With bank-owned properties driving down housing prices and unemployment remaining high, Clear Capital analysts predict that home sale prices in the U.S. may fall another 2.4 percent in the coming six months. They credit the “limp” sales to low consumer confidence and a high volume of distressed properties.

However, there are five metro areas for which Clear Capital has slightly brighter hopes: Washington D.C., New York, Orlando, Dallas and San Fransisco. For areas like Virginia Beach, VA, Cleveland, Minneapolis, Chicago and Fresno, CA, however, Clear Capital projects weak markets for the next six months. Clear capital analysts believe that a “true and sustainable bottom” in the housing market has not yet been reached, but hope and believe that “home prices may reach bottom in the first quarter of 2012 assuming that Fed predictions about jobless rates falling in early 2012 to around 8 percent hold true.
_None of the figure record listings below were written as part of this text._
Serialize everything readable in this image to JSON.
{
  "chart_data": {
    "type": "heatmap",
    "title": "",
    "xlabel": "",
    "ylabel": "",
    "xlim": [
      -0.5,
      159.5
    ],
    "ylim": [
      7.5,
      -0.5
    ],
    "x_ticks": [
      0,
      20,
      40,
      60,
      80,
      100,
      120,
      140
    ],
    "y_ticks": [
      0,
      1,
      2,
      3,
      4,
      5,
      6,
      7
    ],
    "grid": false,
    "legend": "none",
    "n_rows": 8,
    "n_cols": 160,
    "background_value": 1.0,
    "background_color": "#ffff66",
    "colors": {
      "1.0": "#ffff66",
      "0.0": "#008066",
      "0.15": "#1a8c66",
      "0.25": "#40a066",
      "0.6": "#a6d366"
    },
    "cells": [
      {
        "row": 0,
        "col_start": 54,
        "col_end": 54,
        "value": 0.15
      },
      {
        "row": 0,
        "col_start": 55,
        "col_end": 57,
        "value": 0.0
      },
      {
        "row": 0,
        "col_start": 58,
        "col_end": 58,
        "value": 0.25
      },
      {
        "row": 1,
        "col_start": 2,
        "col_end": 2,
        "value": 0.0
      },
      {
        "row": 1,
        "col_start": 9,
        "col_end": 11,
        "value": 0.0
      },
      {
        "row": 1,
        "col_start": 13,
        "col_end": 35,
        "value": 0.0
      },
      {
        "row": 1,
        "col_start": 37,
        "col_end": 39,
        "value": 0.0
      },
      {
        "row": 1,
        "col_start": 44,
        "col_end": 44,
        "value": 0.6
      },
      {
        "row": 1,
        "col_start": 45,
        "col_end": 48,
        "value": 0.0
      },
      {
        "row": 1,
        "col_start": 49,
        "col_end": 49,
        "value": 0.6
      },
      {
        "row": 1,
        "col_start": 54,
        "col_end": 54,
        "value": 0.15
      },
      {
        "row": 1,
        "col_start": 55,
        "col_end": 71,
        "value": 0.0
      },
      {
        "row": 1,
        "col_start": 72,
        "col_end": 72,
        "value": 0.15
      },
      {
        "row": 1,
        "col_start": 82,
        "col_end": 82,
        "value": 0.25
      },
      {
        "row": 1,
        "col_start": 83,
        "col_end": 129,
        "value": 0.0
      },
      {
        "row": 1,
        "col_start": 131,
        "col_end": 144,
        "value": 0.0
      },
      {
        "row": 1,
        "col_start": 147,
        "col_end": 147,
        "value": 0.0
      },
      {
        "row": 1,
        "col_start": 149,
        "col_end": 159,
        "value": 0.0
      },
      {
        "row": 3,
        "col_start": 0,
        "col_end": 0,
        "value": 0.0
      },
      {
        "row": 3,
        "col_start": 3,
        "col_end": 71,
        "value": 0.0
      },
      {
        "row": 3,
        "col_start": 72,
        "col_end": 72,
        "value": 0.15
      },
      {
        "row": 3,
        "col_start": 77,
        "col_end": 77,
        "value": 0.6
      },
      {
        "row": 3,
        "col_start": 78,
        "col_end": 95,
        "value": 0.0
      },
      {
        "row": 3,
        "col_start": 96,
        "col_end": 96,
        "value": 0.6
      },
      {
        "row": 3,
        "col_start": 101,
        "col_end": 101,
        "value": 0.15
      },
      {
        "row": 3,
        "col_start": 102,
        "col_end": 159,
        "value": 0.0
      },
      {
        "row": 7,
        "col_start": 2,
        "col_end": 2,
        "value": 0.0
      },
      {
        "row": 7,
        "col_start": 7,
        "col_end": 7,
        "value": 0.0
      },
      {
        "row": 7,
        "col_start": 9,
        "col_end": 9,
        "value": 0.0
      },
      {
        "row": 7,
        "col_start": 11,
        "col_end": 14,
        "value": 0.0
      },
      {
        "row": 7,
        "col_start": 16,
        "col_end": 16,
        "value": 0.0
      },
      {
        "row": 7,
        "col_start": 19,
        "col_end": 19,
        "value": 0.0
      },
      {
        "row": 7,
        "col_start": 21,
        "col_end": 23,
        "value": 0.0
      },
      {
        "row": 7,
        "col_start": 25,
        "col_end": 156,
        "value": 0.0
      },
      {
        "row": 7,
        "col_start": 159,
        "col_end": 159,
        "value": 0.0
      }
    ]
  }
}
However, it’s not all doom and gloom. Alex Villacorta, Clear Capital director of research and analytics, believes that the slight “seasonal blip” that historically happens when home buyers come out in the warmer months to buy could be a good sign that the depressed housing market is, finally, nearing the end of the decline[2]. “We haven’t seen any seasonal clip in some time…it is a sign that markets are returning to normalcy once again,” says Villacorta.

Do you think that we’re finally near the bottom? Have we reached it already?